While we were visiting the stacks the staff were celebrating the installation of a new computer and were eating sweets – we were also given a piece. However they only have two computers down there – we are very lucky! It was a great tour 🙂
Sorry no photos yet. Need to find a computer with reliable USB connection…. Will find one don’t worry!
If I could, I would show you some photos of the beautiful avenues that are in New Delhi. Tree lined streets that would put many a big-city to shame. The quiet relaxing parks, where you can hardly hear a horn, and the prim and proper Mughal gardens – part of the President’s house – so Two security checks and pat downs, a free paradise shared by many an Indian tourist! Sorry I can never upload a photo from this garden because no cameras are allowed.
The capital buildings and the layout of New Delhi is impressive and I certainly look forward to returning to see how Delhi develops this fundmanetally european city. The start is already present in Connaught Place with an increading number of boutique refitting these glourious old buildings. P.s. don’t ask about Helen’s shopping frenzy!!
Off to Agra tomorrow.
P.s. All is well on the health front and we’ve eaten lots of yummy food. Including Indian sweets shared by Parliamentary Library Assistants celebrating the installation of a new computer.
In Delhi… so far I am absolutely enjoying it!
After a short flight (no entertainment contained in the headrest in the seat in front), watching a bollywood movie (don’t ask me what teh title was I had a hard enough time reading the subtitles from the big screen)… we arrived in Delhi at 9:50pm on Wednesday evening.

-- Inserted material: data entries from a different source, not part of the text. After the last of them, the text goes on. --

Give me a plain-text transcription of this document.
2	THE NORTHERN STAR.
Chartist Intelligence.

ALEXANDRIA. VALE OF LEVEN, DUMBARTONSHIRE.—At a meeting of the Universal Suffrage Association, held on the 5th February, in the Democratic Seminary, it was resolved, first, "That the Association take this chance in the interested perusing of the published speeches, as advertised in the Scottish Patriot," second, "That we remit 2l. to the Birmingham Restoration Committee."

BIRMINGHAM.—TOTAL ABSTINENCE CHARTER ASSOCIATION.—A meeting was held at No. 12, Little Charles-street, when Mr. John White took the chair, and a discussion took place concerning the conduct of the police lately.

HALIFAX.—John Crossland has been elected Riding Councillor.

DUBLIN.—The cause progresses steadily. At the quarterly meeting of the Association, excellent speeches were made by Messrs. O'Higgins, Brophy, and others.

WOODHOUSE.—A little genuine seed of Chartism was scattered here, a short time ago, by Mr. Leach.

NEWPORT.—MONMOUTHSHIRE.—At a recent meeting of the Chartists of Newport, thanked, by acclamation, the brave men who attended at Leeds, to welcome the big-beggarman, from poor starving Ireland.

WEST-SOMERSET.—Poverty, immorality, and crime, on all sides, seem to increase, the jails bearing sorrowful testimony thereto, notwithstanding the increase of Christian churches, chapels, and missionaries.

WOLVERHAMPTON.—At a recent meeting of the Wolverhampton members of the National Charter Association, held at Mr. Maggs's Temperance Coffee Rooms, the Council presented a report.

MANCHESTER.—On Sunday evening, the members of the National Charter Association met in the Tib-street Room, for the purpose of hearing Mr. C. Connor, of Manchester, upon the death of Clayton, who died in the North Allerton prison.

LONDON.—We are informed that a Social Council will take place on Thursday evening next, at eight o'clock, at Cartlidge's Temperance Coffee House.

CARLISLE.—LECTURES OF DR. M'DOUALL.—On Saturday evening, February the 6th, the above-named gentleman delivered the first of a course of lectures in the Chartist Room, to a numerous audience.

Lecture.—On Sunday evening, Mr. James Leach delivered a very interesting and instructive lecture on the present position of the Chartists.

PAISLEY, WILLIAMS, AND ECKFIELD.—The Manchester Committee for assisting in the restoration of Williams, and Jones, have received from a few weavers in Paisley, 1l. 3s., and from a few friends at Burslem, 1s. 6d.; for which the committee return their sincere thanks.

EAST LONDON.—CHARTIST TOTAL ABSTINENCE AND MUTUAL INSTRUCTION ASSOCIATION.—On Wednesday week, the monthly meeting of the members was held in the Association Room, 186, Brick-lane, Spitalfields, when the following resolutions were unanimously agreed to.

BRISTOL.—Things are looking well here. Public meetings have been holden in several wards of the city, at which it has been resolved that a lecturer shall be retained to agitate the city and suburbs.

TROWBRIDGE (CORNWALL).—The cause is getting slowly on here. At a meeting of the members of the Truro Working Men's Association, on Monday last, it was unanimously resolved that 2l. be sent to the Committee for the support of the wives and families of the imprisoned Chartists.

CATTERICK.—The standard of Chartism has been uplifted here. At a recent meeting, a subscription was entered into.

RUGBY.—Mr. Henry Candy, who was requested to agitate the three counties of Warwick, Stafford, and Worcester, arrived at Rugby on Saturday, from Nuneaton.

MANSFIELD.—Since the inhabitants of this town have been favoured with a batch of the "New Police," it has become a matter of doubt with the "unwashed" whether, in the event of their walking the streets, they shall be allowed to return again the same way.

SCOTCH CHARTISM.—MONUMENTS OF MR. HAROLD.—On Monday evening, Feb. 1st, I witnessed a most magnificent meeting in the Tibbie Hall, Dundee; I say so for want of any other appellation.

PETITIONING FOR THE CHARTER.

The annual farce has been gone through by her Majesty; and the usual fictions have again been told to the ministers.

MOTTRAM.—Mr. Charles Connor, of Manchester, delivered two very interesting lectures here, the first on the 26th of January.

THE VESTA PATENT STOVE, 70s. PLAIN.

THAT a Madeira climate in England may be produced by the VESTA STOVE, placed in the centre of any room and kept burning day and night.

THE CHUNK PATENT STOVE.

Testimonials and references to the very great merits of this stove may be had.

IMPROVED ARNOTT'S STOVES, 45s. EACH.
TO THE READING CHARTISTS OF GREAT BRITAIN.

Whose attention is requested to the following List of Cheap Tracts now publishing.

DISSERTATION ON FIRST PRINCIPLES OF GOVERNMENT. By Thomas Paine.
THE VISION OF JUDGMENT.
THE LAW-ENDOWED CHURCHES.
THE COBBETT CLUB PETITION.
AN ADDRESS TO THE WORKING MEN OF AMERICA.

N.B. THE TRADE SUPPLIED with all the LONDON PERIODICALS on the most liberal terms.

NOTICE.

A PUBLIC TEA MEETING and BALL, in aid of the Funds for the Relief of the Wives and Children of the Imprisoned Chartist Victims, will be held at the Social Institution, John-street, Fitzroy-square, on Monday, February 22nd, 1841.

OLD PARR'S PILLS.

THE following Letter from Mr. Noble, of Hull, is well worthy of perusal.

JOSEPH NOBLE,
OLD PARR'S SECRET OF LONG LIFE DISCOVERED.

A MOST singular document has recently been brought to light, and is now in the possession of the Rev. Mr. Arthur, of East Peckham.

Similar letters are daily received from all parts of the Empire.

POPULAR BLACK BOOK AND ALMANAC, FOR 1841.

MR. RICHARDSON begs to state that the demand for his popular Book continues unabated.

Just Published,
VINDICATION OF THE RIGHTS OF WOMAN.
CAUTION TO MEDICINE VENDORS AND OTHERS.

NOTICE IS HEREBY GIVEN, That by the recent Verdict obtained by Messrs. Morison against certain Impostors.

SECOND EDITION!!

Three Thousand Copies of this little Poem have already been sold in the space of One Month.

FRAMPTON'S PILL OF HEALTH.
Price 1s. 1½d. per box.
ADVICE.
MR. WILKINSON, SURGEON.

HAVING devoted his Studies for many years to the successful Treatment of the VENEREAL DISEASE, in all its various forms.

Prior to going on this holiday, we read a lot of books about what it would be like, there were a few things that need correcting:
- the queue for immigration for the “foreign passport holders” was as long as the line for those from India. No longer than what we have experienced in the US
- Yes there is smog… but really its not that bad (unless we are just lucky). The smog results from people cooking and heating with coal/wood. Just like going for a walk around where we live in winter – just more intense!
- Personal space – according to a number of the books read/listened to (even on the place!) personal space is practically non existent.. but I have found that it is no different to New York.
The drive from the airport to the YWCA was long… but amazing. People honk their horn a lot… it is even printed on the back of trucks “please honk horn”. Even as I sit here now I can hear horns being honked by the cars and auto-rickshaws on the road.
There are some lanes marked on the road.. but they really appear to have no meaning that I can see. The same goes for Zebra crossings… just take your chance and go!